Skeletal isomerization of n-butenes .1. Mechanism of n-butene transformation on a nondeactivated H-ferrierite catalyst

The transformation of n-butenes and of isobutene was carried out at 350 degrees C on a fresh H-FER zeolite (Si/Al = 13.8) with various contact times so as to obtain a large range of conversion (from 5 to 65%). With both reactants the skeletal isomerization was accompanied by the formation of various products. The skeletal isomer, propene, pentenes, octenes (traces), and n-butane (from n-butenes) or isobutane (traces from isobutene) appeared as primary products.

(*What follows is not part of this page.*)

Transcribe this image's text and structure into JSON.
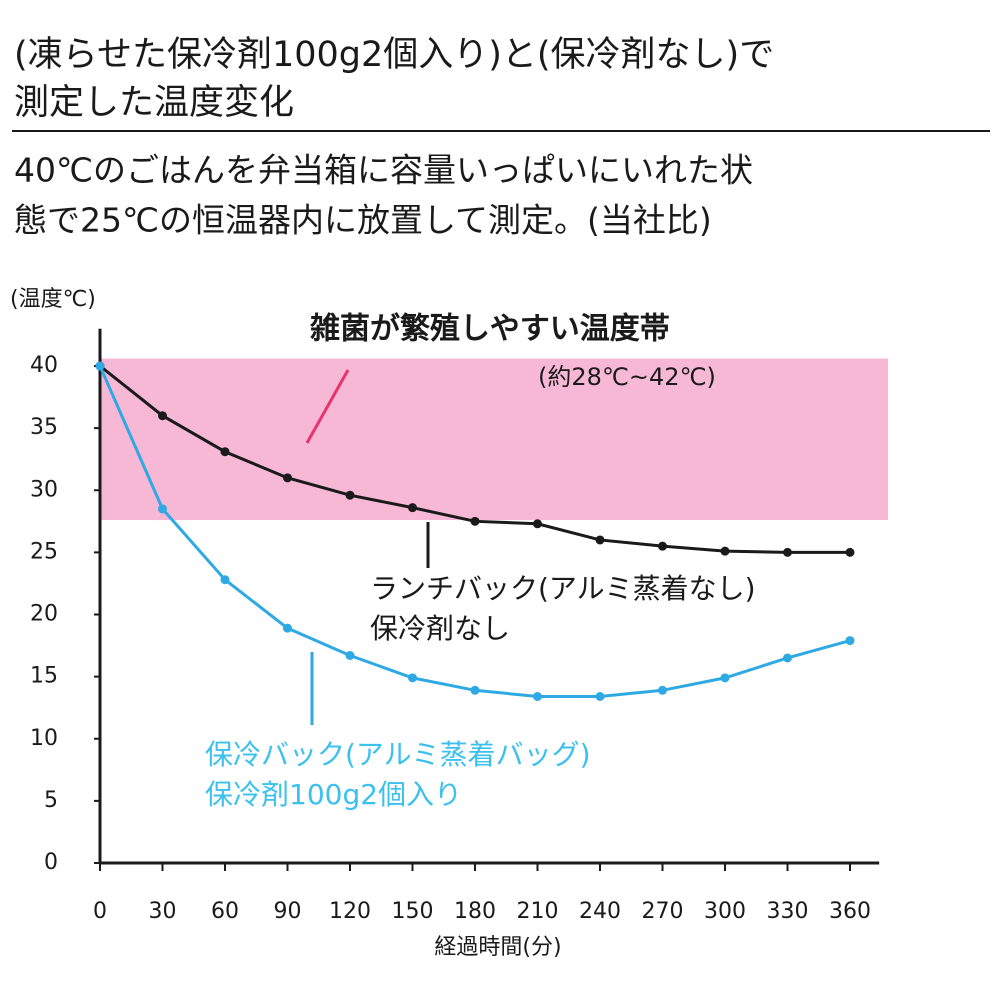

The simultaneous formation of the skeletal isomer and of propene and pentenes proved that we were in the presence of a dimerization-cracking process. Moreover, the low amount of octenes in the products showed that dimerization was the limiting step of the process. The dimerization step involved two secondary carbenium ions, which explained its slow rate. The dimer was rapidly isomerized through Type A (alkyl shift) or Type B (via protonated cyclopropanes) isomerization into the other octenes. Lastly octenes with a trimethylpentane or a dimethylhexane skeleton were rapidly cracked into isobutene, propene, and pentenes through Type A (involving two tertiary carbenium ions) and Type B (involving one tertiary and one secondary carbenium ions) mechanisms. The transformation of n-pentenes and of n-octenes confirmed the high rate of the Type A and B isomerization and cracking steps. The slow rate of octene formation from butenes was also due to an inhibition of the diffusion of branched octenes in the narrow pores of H-FER. The shape selectivity of H-FER was also responsible for the very slow formation of isobutane by hydrogen transfer from coke precursors to isobutene and for the unexpected slow formation of propene and of pentenes from isobutene. (C) 1996 Academic Press, Inc.